Indeed, the structuring of the gas diffusion layer by means of a hydrophilic electronically-conductive thread enables to homogenize the reactant gas supply on the electrode surface. A greater part of the catalyst, deposited at the membrane surface, is thus supplied with reactant gases. Such a distribution thus limits hot spot problems due to the exothermicity of the electrochemical reaction. Further, the mechanical damage due to the introduction of the thread creates a hole or a privileged pathway for gases, across the thickness of the gas diffusion layer.
Further, the improvement of electric and thermal connections between the active area and the current conduction plates is promoted by the hydrophilic electronically-conductive thread, which has higher thermal and electric conductivities in the longitudinal direction than in the transverse direction. The mechanical damage due to the introduction of said thread creates surface fuzz, thus improving electric contact resistances between interfaces.
Finally, the thread, together with the presence of a hole or cavity in the plane comprising the thread, favors a capillary rise. As a result, the membrane hydration is homogenized, thus avoiding clogging problems. An equilibrium is naturally achieved via the hydrophilic thread, between the membrane hydration level and the humidification rate of the reactant gases flowing through the channels of the bipolar plates, the excess liquid water being further discharged through the reactant gas supply channels.

Claims

1. A gas diffusion layer of a PEMFC, comprising at least one hydrophilic electronically-conductive thread positioned substantially perpendicularly to the surface of the gas diffusion layer.
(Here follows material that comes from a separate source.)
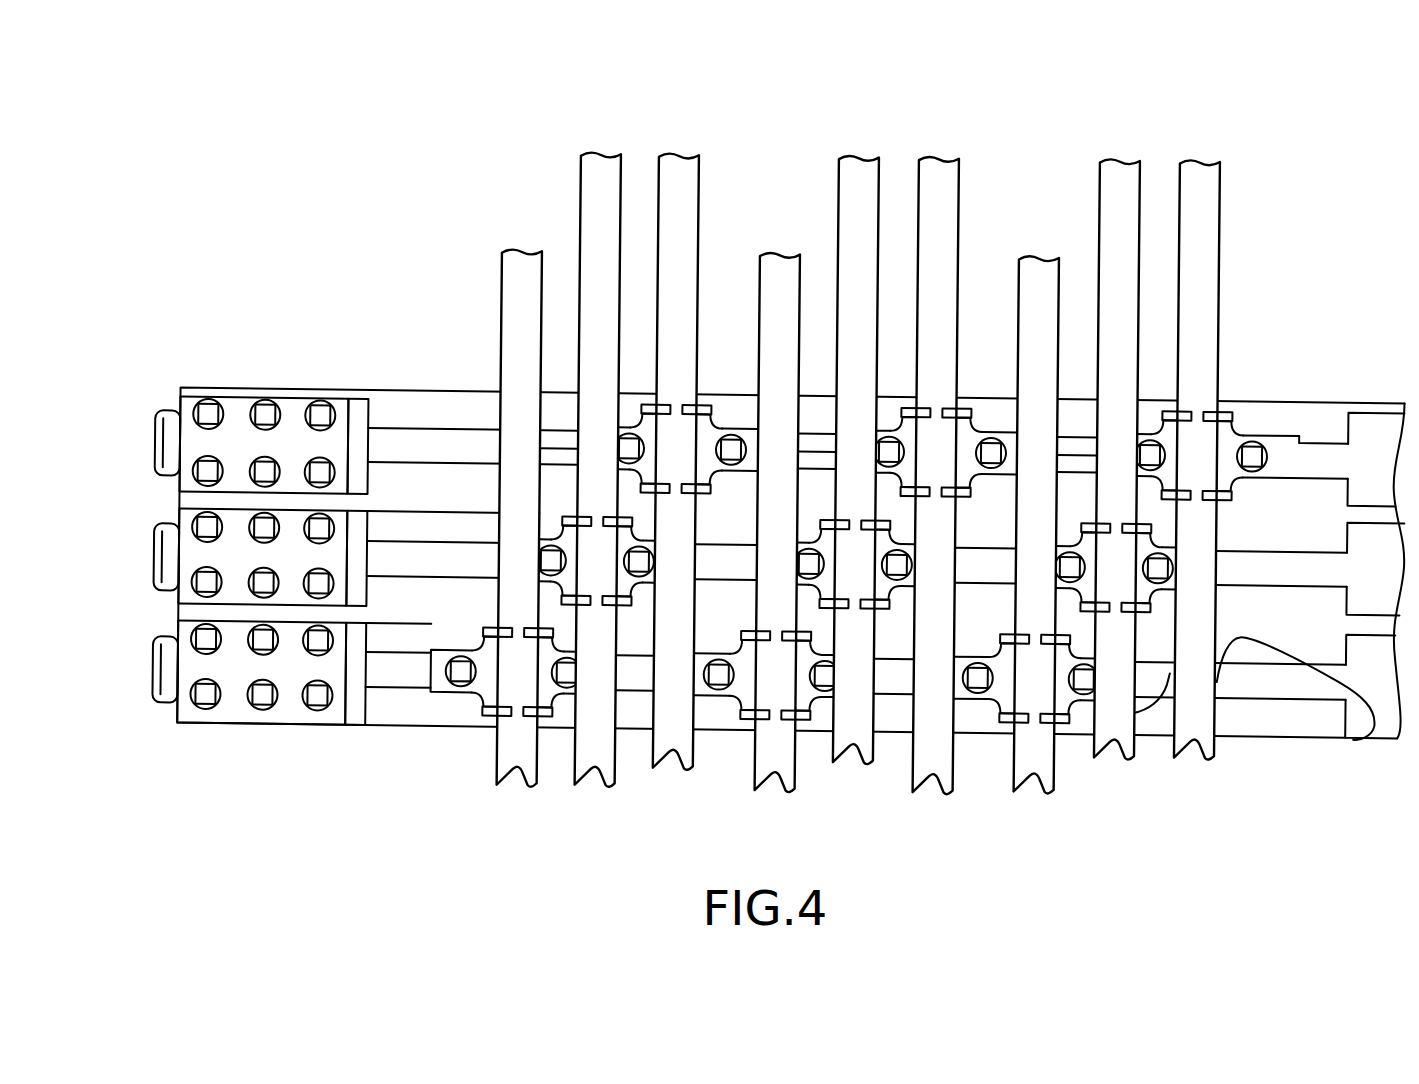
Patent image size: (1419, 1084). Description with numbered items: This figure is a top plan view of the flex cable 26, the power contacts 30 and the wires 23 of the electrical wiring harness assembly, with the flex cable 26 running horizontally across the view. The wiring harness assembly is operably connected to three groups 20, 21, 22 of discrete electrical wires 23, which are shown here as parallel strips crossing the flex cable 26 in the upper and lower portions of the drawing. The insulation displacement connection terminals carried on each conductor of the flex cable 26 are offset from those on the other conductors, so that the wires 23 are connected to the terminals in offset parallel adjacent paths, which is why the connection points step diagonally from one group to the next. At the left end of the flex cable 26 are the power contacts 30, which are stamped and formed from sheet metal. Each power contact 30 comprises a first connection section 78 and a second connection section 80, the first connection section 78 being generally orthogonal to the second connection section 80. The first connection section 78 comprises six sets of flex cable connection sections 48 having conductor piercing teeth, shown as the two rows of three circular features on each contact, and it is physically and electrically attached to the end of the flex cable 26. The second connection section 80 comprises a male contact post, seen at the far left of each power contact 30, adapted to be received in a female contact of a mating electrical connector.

2. The gas diffusion layer of claim 1, wherein it is made of carbon fabric, carbon felt, carbon paper, graphite.

3. The gas diffusion layer of claim 1, wherein the thread is selected from the group comprising carbon threads, threads of hydrophilic electrically-conductive material, or polymer threads loaded with electronically-conductive particles.

4. The gas diffusion layer of claim 3, wherein the thread is a carbon thread.

5. The gas diffusion layer of claim 1, wherein the thread has a diameter ranging between 10 and 100 micrometers, more advantageously between 45 and 55 micrometers.

6. The gas diffusion layer of claim 1, wherein the thread is positioned to follow the structure of the channels for supplying reactant gases of the PEMFC.

7. The gas diffusion layer of claim 1, wherein the gas diffusion layer has a surface area modified by the introduction of the thread equal to from 1 to 50%, and advantageously from 1 to 20% of the total surface area of the gas diffusion layer.

8. A method for forming the gas diffusion layer of claim 1, wherein it comprises a step of structuring of the gas diffusion layer performed by sewing by means of at least one hydrophilic electronically-conductive thread.

9. A PEMFC comprising at least one gas diffusion layer Of claim 1.

10. The PEMFC of claim 9, wherein it comprises a gas diffusion layer in contact with the cathode of the PEMFC.